Archive: Dec 2010
The idea to make the film above was a natural progression from the photographs that I wrote about in a post called Three Chords & The Truth earlier this year. In summary, I suggested that to put up a white sheet, or paper backdrop, outside in diffused, flat daylight, preferably against a wall that faces away from the sun, and photograph people against that backdrop was the photographic equivalent of learning to play basic three chord rock & roll. The post was illustrated with a series of portraits I had made in that way of duathlon competitors immediately after crossing the finish line. What interested me, and still does, is the unadorned,raw, naked vulnerability of those people at that moment. They have trained well but are exhausted. On that day, of maybe 30 people that I asked to photograph, not a single one declined. I would take charge of them as they crossed the line and guide them to my camera and backdrop. They were, right there, as small children willing to be told what to do.
As I was photographing I realised that a 60 second filmed study of the same subject matter would have to come next. As soon as I got home I began to research where I might be able to find that kind of thing. It wasn’t difficult and sometime in June of this year Sarah, my assistant, and I met up at 5am one morning to get to the finish line of an Olympic standard triathlon on the edge of London, in time to set up and wait for the first ones to finish.
Having done it once in a still format and seen how the majority of the competitors were at the finish, I had learned that most of them were simply too well trained to give me the impression of being at death’s door, despite the make up of the Olympic level: 1.5Km swim, 42km bike & 10km run.
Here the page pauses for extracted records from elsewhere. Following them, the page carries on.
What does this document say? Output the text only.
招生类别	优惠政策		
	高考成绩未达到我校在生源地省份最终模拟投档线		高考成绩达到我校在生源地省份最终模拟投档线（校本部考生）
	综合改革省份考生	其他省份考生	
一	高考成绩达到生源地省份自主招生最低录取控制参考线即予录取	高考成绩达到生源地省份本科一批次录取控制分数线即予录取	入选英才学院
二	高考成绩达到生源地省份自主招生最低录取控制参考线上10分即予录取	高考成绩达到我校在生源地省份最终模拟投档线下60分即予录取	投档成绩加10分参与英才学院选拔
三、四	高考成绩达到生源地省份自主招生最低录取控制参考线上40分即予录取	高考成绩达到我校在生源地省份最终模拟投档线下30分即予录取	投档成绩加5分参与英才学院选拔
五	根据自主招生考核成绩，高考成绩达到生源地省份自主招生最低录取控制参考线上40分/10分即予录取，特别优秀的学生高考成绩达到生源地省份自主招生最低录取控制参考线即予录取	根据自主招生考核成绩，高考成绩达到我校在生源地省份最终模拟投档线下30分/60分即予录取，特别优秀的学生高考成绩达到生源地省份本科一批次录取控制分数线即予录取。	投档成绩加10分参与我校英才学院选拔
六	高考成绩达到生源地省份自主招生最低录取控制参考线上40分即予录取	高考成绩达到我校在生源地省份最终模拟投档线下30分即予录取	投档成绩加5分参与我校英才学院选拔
Instead, I realised that what I needed to capture was a minute from each person of what I like to think of as ‘exposed honesty.’ In these few minutes after an endurance of this type, I found all of the people in this film to have a quiet and confident, yet vulnerable, plaintiveness to their countenance and it’s possible to convey that more powerfully in moving form than still. There simply is no way to show, in still form, someone shivering because their body is cooling down too rapidly after such a prolonged and heat generating endeavour.
As the camera moves in or out from each of their faces you find yourself adapting your breathing, in empathy, willing them to make it through this last and unexpected trial by camera, to hold it’s gaze and not be beaten now. Why should they though? They know that what they have done is an achievement, their own quiet, private achievement. None of them are professionals, just people with ordinary jobs finding it in themselves to pull something extraordinary from within at the weekend. I suppose that what really gives each of them that resolute way of facing the relentless glare of the camera is the knowledge inside that, in a world where front and flim flam often seem to carry the undeserved to such heights, they are the ones who are just doing it.